5.56 M855 “green tip” ammunition commonly used as cheap practice ammunition for AR-15s and similar rifles was targeted by President Obama and House Democrats just last year, and a federal judge upheld a ban on military surplus 5.45×39 7N6 for AK-74 style rifles based upon the “sporting purpose” clause last year. Because of this absurd law, a Glock 19 in 9mm is legal almost everywhere in the nation (except in certain backward slave states), but a Glock 25—a gun from the same manufacturer with the exact same specs by in the slightly less powerful .380 ACP—is heavily restricted.
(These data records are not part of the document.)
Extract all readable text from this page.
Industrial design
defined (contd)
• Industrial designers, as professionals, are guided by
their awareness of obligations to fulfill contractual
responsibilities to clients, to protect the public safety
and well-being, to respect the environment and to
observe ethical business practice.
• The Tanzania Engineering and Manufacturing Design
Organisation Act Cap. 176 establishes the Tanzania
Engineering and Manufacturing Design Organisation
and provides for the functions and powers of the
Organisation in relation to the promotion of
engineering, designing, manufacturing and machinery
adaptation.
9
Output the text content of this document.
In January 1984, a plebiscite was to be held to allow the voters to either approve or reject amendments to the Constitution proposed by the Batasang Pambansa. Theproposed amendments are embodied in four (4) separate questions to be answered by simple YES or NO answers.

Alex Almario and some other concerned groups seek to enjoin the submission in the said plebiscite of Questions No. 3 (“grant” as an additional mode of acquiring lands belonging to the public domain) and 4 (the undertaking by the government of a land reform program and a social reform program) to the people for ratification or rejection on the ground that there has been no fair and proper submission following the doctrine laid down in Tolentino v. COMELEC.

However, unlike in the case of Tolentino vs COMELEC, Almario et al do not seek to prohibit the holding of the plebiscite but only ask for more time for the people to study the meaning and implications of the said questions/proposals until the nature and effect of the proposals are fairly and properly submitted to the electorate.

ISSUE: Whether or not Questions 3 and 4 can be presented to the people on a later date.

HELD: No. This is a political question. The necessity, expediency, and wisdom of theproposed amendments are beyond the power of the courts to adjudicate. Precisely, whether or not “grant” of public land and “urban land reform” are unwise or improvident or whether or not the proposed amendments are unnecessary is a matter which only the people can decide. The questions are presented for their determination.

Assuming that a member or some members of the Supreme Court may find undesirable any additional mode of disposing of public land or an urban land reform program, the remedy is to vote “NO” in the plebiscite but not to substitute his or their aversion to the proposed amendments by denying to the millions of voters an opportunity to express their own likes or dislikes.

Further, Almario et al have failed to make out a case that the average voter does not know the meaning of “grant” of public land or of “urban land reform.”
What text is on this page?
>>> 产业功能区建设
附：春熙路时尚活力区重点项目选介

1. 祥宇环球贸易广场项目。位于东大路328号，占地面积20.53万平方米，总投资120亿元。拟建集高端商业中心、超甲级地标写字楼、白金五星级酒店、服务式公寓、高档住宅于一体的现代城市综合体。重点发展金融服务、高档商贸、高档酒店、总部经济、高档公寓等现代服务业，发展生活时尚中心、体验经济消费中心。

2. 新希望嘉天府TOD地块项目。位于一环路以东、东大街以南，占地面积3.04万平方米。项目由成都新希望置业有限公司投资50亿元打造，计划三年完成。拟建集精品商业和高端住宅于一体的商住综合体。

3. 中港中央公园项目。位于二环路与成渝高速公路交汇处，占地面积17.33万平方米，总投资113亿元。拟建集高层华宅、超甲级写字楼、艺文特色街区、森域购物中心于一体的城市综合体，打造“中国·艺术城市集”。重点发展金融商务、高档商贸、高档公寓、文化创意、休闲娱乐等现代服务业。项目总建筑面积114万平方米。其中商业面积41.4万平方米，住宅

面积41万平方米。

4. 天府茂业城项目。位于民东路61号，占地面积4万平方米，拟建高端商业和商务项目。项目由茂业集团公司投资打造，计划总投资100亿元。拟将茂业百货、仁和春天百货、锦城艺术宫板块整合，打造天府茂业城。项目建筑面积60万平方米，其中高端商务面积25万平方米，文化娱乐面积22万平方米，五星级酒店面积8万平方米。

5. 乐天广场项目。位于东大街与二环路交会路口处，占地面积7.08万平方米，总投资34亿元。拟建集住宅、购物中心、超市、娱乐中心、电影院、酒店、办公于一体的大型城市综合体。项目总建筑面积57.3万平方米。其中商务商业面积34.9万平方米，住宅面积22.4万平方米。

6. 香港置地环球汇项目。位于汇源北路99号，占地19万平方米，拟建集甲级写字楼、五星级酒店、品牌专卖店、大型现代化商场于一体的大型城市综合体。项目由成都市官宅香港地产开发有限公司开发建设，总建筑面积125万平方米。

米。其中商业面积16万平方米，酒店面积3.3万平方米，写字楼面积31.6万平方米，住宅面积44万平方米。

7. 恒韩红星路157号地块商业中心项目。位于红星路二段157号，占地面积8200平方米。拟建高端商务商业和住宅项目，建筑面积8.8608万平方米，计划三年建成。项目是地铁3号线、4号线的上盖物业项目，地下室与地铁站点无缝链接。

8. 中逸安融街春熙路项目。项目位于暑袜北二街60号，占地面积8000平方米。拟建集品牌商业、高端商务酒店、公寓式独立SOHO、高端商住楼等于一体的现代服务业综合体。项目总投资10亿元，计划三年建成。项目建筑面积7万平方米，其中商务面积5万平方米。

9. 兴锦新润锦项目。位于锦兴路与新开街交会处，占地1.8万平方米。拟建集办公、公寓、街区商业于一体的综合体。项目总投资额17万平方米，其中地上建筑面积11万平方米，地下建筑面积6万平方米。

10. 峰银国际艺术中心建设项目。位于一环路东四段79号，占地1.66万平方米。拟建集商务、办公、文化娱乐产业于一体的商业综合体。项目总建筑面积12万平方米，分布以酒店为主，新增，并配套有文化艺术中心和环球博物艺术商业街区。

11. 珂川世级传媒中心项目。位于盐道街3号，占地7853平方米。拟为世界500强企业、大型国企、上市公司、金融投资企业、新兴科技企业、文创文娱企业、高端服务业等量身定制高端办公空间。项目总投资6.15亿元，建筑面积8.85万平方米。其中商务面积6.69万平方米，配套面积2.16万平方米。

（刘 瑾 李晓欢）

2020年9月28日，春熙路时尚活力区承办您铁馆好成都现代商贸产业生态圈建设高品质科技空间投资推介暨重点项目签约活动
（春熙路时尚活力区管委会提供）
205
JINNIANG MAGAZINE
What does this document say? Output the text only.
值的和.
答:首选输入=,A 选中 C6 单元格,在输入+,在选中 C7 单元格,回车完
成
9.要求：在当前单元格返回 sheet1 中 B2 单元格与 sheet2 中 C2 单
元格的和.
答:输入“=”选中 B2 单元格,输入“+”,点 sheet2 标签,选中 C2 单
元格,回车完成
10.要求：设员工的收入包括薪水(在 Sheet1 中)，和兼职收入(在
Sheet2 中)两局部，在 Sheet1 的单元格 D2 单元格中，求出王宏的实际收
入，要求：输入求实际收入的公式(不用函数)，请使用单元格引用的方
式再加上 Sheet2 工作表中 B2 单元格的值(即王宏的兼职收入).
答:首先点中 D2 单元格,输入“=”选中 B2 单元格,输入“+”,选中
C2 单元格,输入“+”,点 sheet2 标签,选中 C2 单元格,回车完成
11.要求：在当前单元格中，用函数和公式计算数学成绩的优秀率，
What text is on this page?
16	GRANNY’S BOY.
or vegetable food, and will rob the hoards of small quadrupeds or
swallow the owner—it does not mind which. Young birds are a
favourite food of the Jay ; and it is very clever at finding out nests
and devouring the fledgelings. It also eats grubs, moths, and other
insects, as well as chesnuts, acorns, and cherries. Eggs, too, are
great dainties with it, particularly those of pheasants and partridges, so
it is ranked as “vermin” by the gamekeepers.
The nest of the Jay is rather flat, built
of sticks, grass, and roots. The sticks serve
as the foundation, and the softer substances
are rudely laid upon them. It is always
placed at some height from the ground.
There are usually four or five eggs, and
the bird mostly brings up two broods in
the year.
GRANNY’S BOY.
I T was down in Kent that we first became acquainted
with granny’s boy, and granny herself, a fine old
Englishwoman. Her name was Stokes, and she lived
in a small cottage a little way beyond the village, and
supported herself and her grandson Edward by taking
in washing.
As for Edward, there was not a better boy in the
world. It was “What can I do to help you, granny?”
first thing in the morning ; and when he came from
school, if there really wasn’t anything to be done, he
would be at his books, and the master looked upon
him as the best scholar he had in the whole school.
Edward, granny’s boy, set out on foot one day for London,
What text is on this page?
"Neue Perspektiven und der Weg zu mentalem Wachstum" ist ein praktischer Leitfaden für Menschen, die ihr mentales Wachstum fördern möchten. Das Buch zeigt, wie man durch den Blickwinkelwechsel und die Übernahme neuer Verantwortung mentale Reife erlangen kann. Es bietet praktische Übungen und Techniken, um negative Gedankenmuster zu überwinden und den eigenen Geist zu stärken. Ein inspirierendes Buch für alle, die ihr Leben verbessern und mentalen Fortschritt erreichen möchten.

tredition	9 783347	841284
It’s long past time to pass the Lawful Purpose and Self-Defense Act and rid us of language in federal gu control laws that does not acknowlege the natural right of self-defense

Repeal the Hughes Amendment

One of the most deplorable acts of legislators is to slip amendments into bills just before they are being voted upon, before other legislators know what they’re voting upon. In 1986, a gun control fanatic from New Jersey slipped a “poison pill” into the Firearm Owners Protection Act of 1986 (FOPA) in hopes of derailing the bill. Instead, House Democrats momentarily had a numerical advantage, and “passed” the so-called Hughes Amendment on a voice vote over strenuous objects. The Hughes Amendment meant that no private citizen could own a machine gun manufactured after the bill went into a law in 1986, though they could continue to possess, buy, sell, and trade any machine manufactured before that time as long as they complied with the stringent controls put in place by the National Firearms Act of 1934 (NFA).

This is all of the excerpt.